The final barrier to achieving two-bid status is sort of a catch-22. The best high school players want to play for teams that are likely to make the tournament and that have a reputation for being good. College teams can’t make the tournament without good players. Fortunately for all eight Ivy schools, the recent and well-publicized successes of Cornell, Princeton, and particularly Harvard have made the Ancient Eight a more attractive option for potential recruits. The opportunity to become part of a Cinderella story combined with a world-class education is drawing more and more talent into the conference.
The Ivy League will never be a powerhouse conference—and that’s a good thing, as its underdog quality is part of its charm. But with improved financial aid packages and a rising national profile, it’s only a matter of time—and not much time, in my opinion—before there are two Cornells or two Harvards in the league. For the first time ever, there are four teams participating in postseason tournaments this year. Princeton (which should have been in the NIT) and Penn are both competing in the quarterfinals of the College Basketball Invitational tonight and Yale lost to Fairfield in the first round of the Collegeinsider.com Tournament.
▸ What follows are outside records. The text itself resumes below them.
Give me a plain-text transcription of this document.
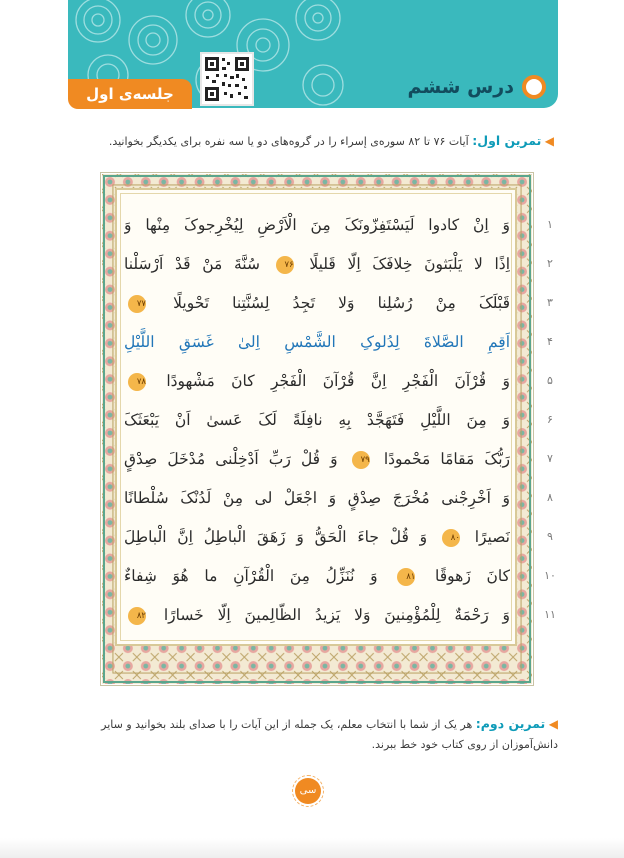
درس ششم
جلسه‌ی اول
◀ تمرین اول: آیات ۷۶ تا ۸۲ سوره‌ی إسراء را در گروه‌های دو یا سه نفره برای یکدیگر بخوانید.
وَ اِنْ کادوا لَیَسْتَفِزّونَکَ مِنَ الْاَرْضِ لِیُخْرِجوکَ مِنْها وَ	۱
اِذًا لا یَلْبَثونَ خِلافَکَ اِلّا قَلیلًا ۷۶ سُنَّةَ مَنْ قَدْ اَرْسَلْنا	۲
قَبْلَکَ مِنْ رُسُلِنا وَلا تَجِدُ لِسُنَّتِنا تَحْویلًا ۷۷	۳
اَقِمِ الصَّلاةَ لِدُلوکِ الشَّمْسِ اِلیٰ غَسَقِ اللَّیْلِ	۴
وَ قُرْآنَ الْفَجْرِ اِنَّ قُرْآنَ الْفَجْرِ کانَ مَشْهودًا ۷۸	۵
وَ مِنَ اللَّیْلِ فَتَهَجَّدْ بِهِ نافِلَةً لَکَ عَسیٰ اَنْ یَبْعَثَکَ	۶
رَبُّکَ مَقامًا مَحْمودًا ۷۹ وَ قُلْ رَبِّ اَدْخِلْنی مُدْخَلَ صِدْقٍ	۷
وَ اَخْرِجْنی مُخْرَجَ صِدْقٍ وَ اجْعَلْ لی مِنْ لَدُنْکَ سُلْطانًا	۸
نَصیرًا ۸۰ وَ قُلْ جاءَ الْحَقُّ وَ زَهَقَ الْباطِلُ اِنَّ الْباطِلَ	۹
کانَ زَهوقًا ۸۱ وَ نُنَزِّلُ مِنَ الْقُرْآنِ ما هُوَ شِفاءٌ	۱۰
وَ رَحْمَةٌ لِلْمُؤْمِنینَ وَلا یَزیدُ الظّالِمینَ اِلّا خَسارًا ۸۲	۱۱
◀ تمرین دوم: هر یک از شما با انتخاب معلم، یک جمله از این آیات را با صدای بلند بخوانید و سایر
دانش‌آموزان از روی کتاب خود خط ببرند.
سی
This trend is likely to continue next season as well. While all four of those teams will lose key players to graduation, they should all remain pretty strong. Even our very own Lions are on the way up. With Noruwa Agho likely to return as a super-senior and Brian Barbour, John Daniels, and Mark Cisco playing in their final collegiate seasons, Kyle Smith’s squad could shock some people next year. Had a few of the Lions’ close league losses gone their way, they might have made the CIT this year as well.
So while the glass slipper didn’t quite fit on Harvard’s foot this year, it won’t be long before two Ivy teams get invited to the Dance.
Michele Cleary is a Columbia College senior majoring in history. She is a former Spectator managing editor.